Merely having mechanical stability, though, is not enough. The instruments must have stability when operated. Again, given the history of mass spectrometers, the name alone conjures up images of gargantuan magnets operated in the basements of chemistry or physics departments. They were indeed placed in the basement to avoid the motion of the higher floors of a building. Also no one wanted to lift them to the upper levels of the building. Monster sector magnets aside, todays quadrupole analytical mass spectrometers contain neither permanent magnets nor, in some cases, metal machined rods but are built by applying a gold surface to a ceramic template. This allowed for the assembly line approach to the production of mass spectrometers, made them much more rugged and significantly brought down their price.
Since the heart of the mass spectrometer is now far more rugged, the only issue left must be the aversion to operate an electronic device on the move. If this is the objection, then I maintain that one should not step a foot inside ones automobile, not to mention onboard a commercial airliner. Certainly the level of mechanical jostling of the electronics on a jetliner must easily rival that of the mobile lab mass spectrometer. If a jet can find its way through the skies with the electronics subjected to takeoffs and landings, the same degree of reliability should be available in a ground based mobile lab. And if you think that the stress of commercial jet landings and takeoffs are of concern to electronics and vacuums, please do not attempt to launch scientific gear into the solar system. Do not even consider sending a Hewlett Packard (now Agilent) quadrupole mass spectrometer called Viking to Mars as it is bound to fail.

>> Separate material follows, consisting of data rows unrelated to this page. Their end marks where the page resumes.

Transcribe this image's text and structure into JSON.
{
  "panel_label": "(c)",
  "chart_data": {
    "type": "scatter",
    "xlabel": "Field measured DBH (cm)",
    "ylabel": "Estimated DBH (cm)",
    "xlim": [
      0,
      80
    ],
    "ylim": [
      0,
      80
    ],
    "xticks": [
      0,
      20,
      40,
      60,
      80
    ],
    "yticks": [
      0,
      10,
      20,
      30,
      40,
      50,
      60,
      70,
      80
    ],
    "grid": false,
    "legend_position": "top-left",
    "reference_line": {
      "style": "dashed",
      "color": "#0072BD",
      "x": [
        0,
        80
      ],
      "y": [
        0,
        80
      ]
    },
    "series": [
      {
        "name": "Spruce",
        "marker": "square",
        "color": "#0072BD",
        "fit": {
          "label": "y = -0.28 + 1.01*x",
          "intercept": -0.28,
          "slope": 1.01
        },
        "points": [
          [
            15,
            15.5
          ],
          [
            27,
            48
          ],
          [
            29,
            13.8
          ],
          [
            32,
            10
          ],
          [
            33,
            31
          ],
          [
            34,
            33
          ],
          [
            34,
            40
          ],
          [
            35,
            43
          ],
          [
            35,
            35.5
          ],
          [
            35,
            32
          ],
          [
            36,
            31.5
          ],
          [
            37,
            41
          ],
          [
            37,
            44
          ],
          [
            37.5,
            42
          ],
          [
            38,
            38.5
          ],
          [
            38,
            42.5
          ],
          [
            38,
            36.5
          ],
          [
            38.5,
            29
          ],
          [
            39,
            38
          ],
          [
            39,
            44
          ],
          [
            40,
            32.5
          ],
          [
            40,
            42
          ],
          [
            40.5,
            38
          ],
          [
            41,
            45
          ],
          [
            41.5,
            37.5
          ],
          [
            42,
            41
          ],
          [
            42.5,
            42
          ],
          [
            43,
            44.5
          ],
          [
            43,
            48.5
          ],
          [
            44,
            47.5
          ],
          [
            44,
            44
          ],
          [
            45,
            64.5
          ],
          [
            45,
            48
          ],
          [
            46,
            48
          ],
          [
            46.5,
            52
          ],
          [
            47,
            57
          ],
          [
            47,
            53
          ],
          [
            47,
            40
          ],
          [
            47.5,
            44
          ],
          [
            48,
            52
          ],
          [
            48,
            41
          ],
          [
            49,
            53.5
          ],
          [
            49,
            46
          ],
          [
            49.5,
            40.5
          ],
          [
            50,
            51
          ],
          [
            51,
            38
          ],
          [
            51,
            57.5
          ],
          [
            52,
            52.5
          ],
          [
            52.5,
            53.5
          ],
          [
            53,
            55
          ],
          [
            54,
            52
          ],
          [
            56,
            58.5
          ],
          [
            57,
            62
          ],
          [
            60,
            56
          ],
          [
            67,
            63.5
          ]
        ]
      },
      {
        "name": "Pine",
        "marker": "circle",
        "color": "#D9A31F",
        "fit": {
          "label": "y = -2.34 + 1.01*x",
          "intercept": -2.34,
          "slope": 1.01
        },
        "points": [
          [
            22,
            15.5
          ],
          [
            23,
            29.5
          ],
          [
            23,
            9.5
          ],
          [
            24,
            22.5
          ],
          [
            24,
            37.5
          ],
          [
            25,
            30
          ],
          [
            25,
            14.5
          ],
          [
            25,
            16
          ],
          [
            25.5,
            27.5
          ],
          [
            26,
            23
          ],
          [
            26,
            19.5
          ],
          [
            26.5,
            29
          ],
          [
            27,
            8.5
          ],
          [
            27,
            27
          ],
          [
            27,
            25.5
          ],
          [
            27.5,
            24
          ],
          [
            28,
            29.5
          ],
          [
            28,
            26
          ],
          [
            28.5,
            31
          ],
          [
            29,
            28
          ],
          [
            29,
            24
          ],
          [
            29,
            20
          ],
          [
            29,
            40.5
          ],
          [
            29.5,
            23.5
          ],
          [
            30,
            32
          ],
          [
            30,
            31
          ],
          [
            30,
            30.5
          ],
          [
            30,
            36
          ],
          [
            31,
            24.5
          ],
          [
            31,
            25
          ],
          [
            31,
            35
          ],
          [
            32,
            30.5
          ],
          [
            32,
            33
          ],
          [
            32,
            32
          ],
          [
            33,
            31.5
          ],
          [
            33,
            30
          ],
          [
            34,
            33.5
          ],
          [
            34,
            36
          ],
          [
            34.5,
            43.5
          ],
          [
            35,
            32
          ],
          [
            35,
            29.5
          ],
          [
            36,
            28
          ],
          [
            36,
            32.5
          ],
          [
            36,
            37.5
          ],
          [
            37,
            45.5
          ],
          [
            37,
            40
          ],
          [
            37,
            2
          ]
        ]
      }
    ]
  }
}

The proof of the viability of environmental GC/MS is already built into the methods which we perform. The same quality control procedures and specifications apply whether the analytical system is sitting on a concrete slab in Southern California or cruising down its freeway system at 65 mph. Initial Calibrations, daily calibrations, blank samples, spiked samples, etc. are required in both circumstances regardless of the relative motion of the laboratory container. If these are met, the system is under control and the data are valid.